Serum exosomes from patients with burn injuries promote AC16 cell pyroptosis
To further investigate the effects of serum exosomes from patients with burn injuries on AC16 cell pyroptosis, active caspase-1 levels were measured. The pyroptosis of AC16 cells with exosome treatment was significantly increased with increasing culture duration (P<0.01; Fig. 2A). Increasing culture duration also significantly elevated the IL-18 and IL-1β contents in exosome-treated AC16 cells (P<0.01; Fig. 2B). Furthermore, western blotting revealed that S100A9, active caspase-1, NLRP3, pro-caspase-1 and GSDMD-N expression levels were all markedly upregulated in AC16 cells treated with serum exosomes after being cultured for 12, 24 and 48 h compared with those in cells treated with exosomes for 0 h (Fig. 2C). These results indicated that the serum exosomes from patients with burn injuries might promote the pyroptosis of human myocardial cells by upregulating the expression levels of S100A9, NLRP3, caspase-1 and GSDMD-N.

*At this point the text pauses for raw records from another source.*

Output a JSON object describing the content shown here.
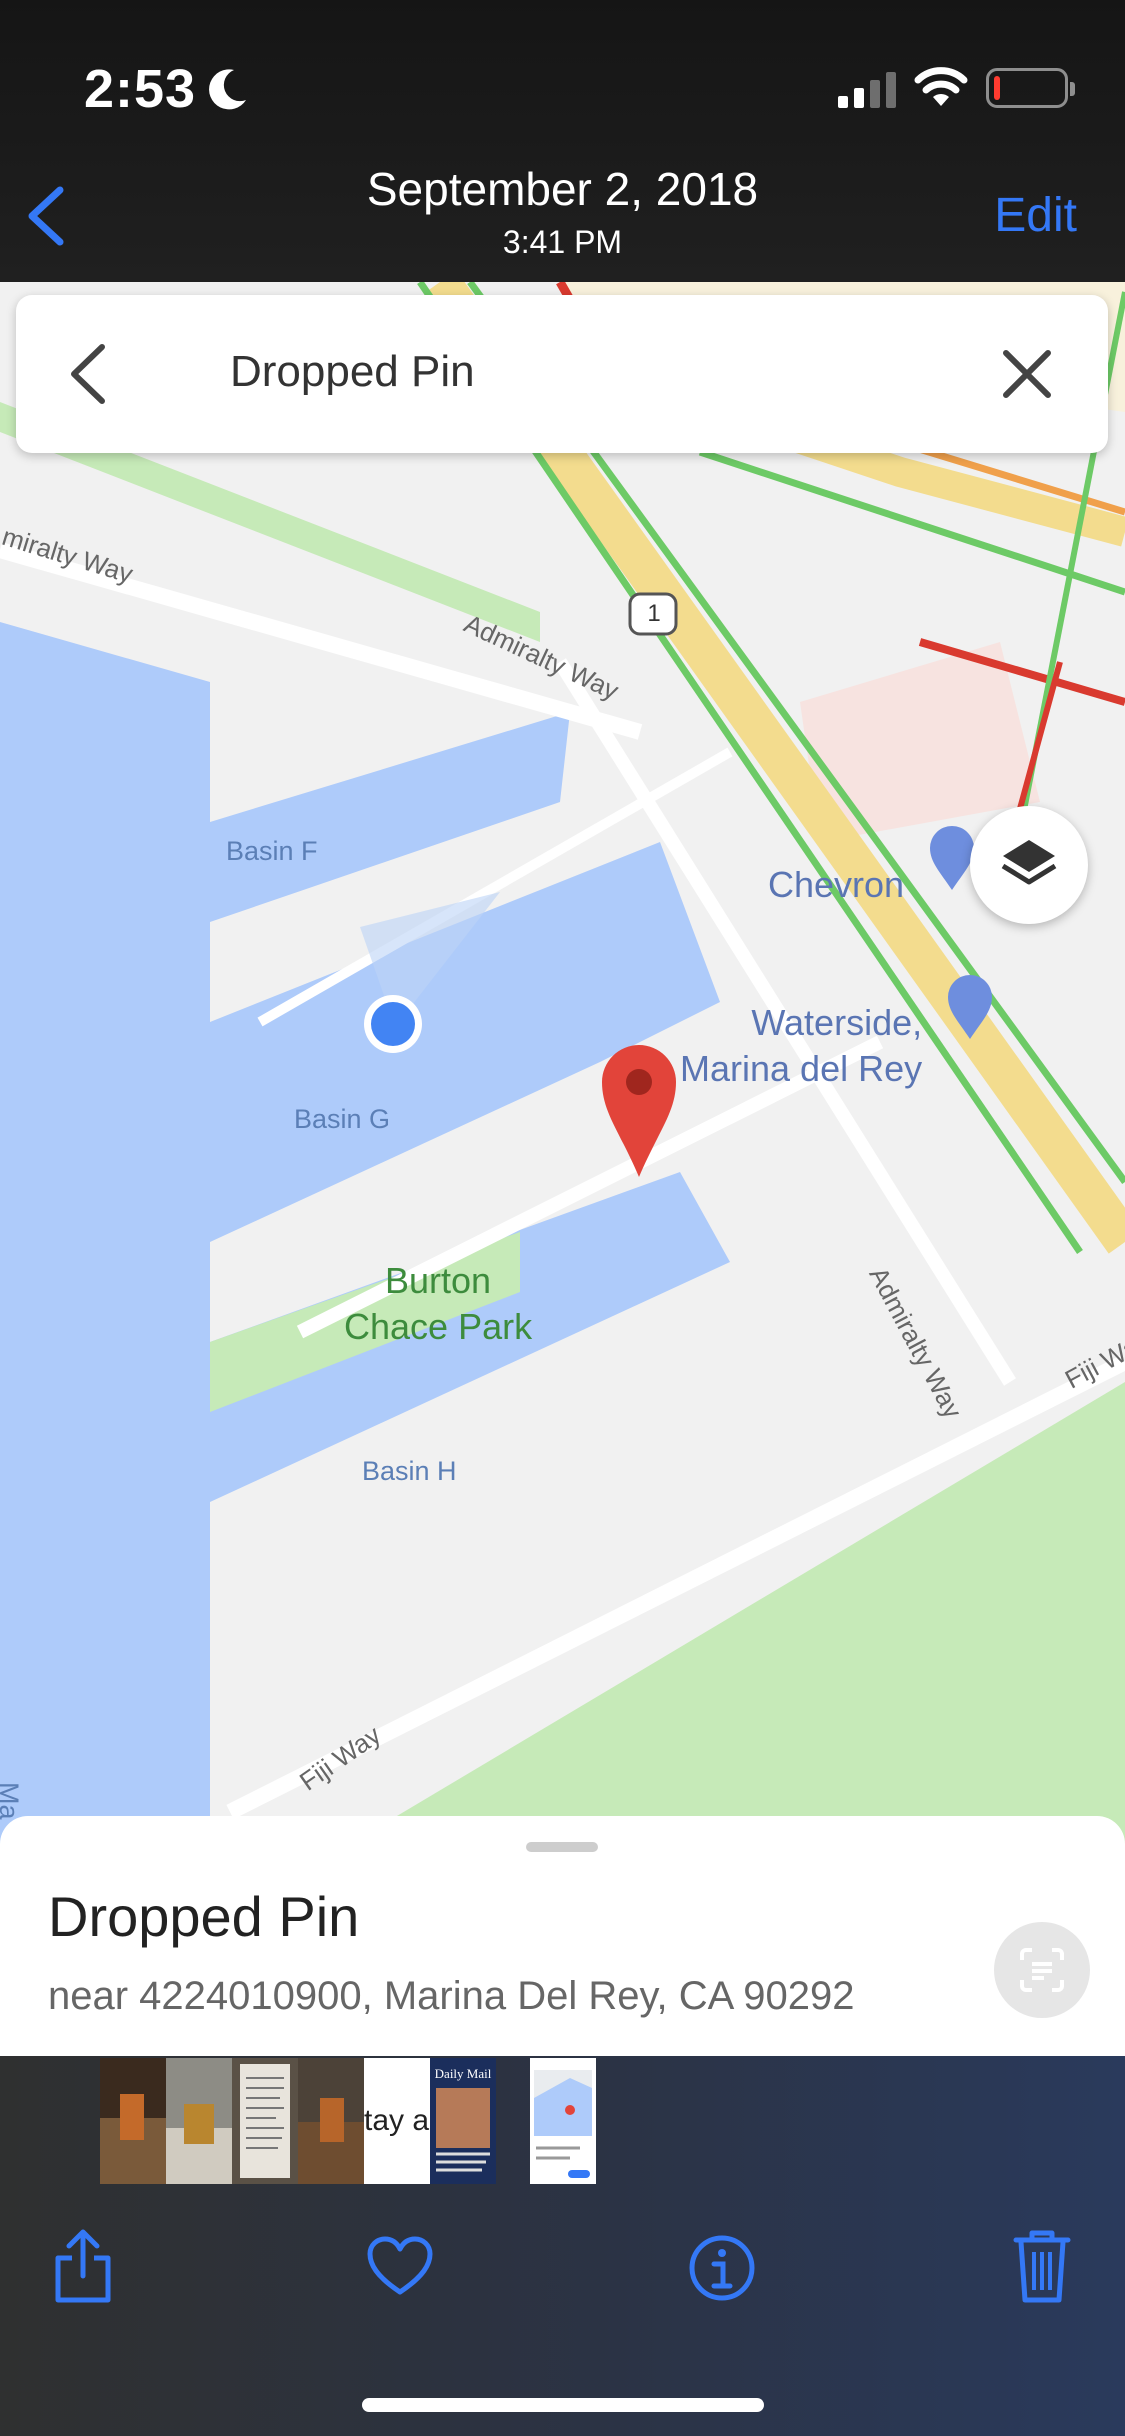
{
  "status_bar": {
    "time": "2:53"
  },
  "header": {
    "date": "September 2, 2018",
    "time": "3:41 PM",
    "edit_label": "Edit"
  },
  "map": {
    "search_query": "Dropped Pin",
    "labels": {
      "admiralty_way_left": "miralty Way",
      "admiralty_way_top": "Admiralty Way",
      "admiralty_way_right": "Admiralty Way",
      "route_shield": "1",
      "basin_f": "Basin F",
      "basin_g": "Basin G",
      "basin_h": "Basin H",
      "park": "Burton\nChace Park",
      "chevron": "Chevron",
      "waterside": "Waterside,\nMarina del Rey",
      "fiji_way_bottom": "Fiji Way",
      "fiji_way_right": "Fiji Wa",
      "edge_text": "Ma"
    }
  },
  "place_sheet": {
    "title": "Dropped Pin",
    "address": "near 4224010900, Marina Del Rey, CA 90292"
  },
  "filmstrip": {
    "text_thumb": "tay a",
    "news_thumb_masthead": "Daily Mail"
  },
  "toolbar": {
    "items": [
      "share",
      "favorite",
      "info",
      "delete"
    ]
  },
  "colors": {
    "accent": "#3478f6",
    "water": "#aecbfa",
    "park": "#c6eab8",
    "pin": "#e2443a"
  }
}
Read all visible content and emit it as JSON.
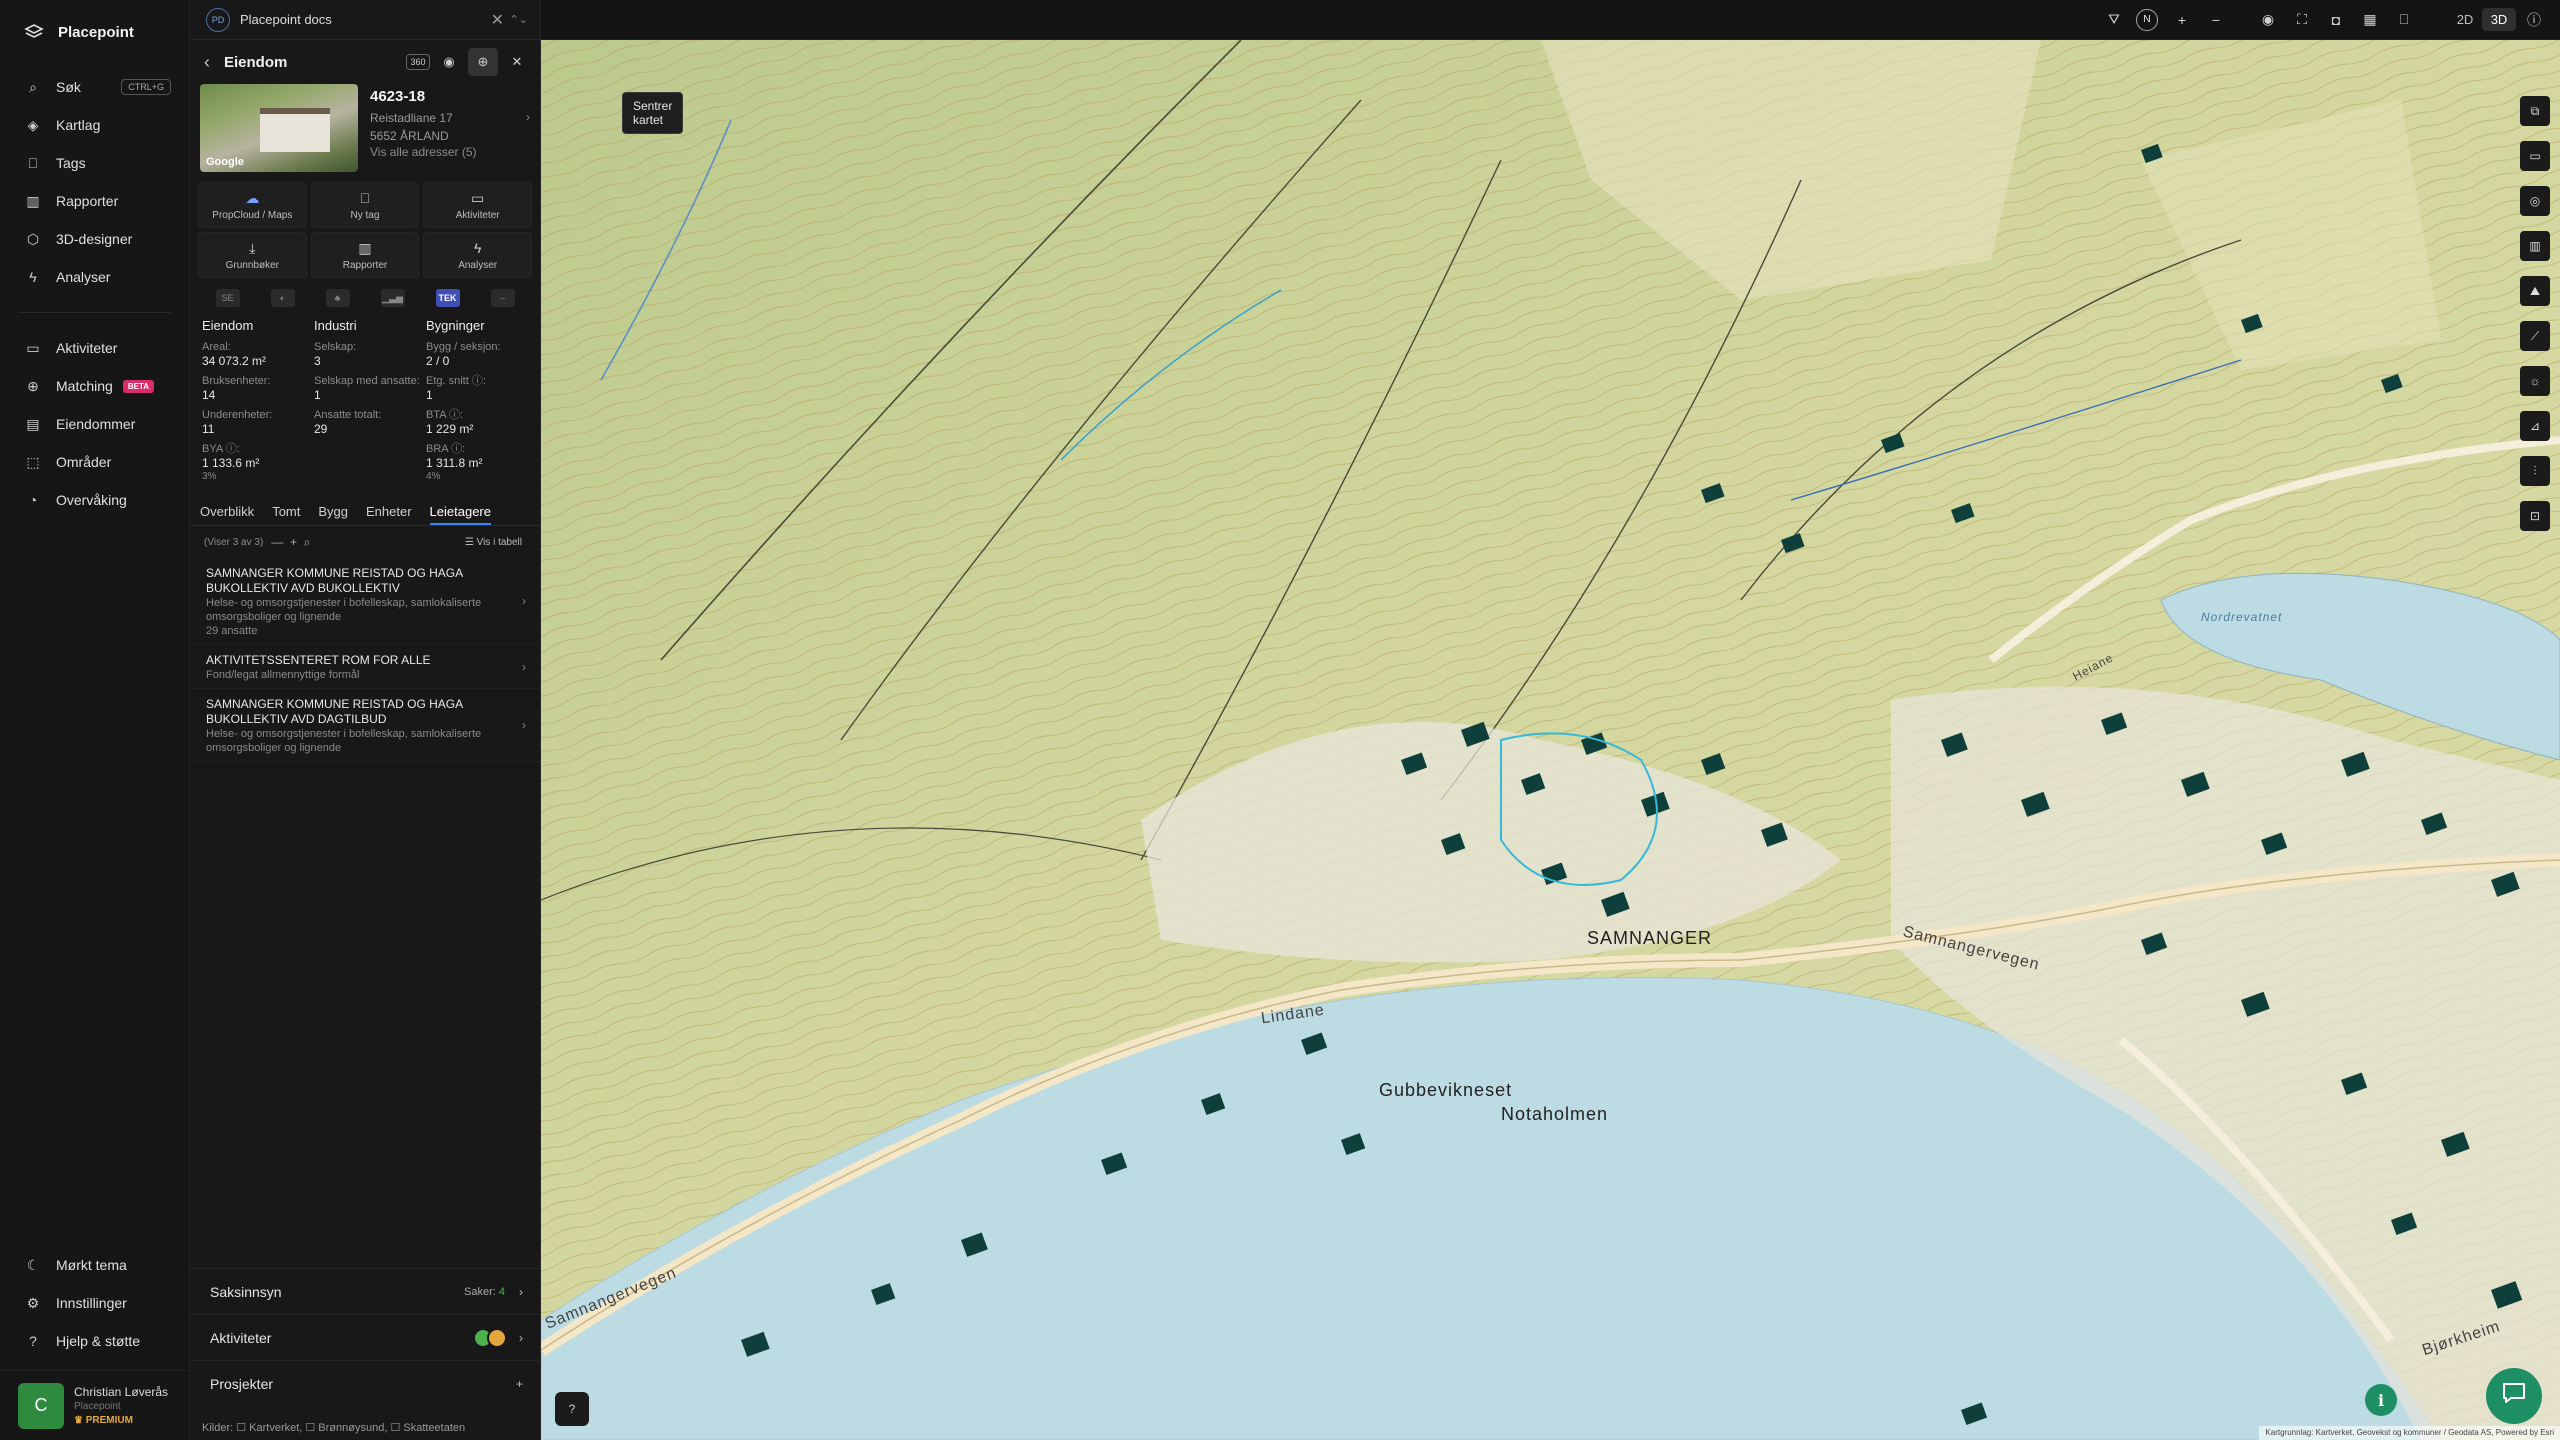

Exosome-induced pyroptosis is reversed by anti-S100A9 antibodies
To explore the role of S100A9 in burn injuries, anti-S100A9 antibodies were used to treat exosome-induced cell injury, after which cell pyroptosis was detected. Relative to the control group, the pyroptosis of cells only treated with exosomes was significantly increased (P<0.001; Fig. 3A). However, after being treated with different concentrations of anti-S100A9, pyroptosis was significantly lower and gradually decreased with increasing anti-S100A9 concentrations (P<0.001; Fig. 3A). The changes in IL-18 and IL-1β contents of AC16 cells under different treatments presented a similar trend with those of cell pyroptosis in different groups (Fig. 3B). Western blotting results revealed that active caspase-1, GSDMD-N, NLRP3 and pro-caspase-1 expression levels were markedly upregulated after exosome treatment compared with the control group, whereas different anti-S100A9 concentrations markedly suppressed their expressions. The inhibitory effects became more obvious with increasing anti-S100A9 antibody concentrations (Fig. 3C). The results suggested that S100A9 inhibition could reverse the pyroptosis of human myocardial cells induced by exosomes isolated from patients with burn injuries.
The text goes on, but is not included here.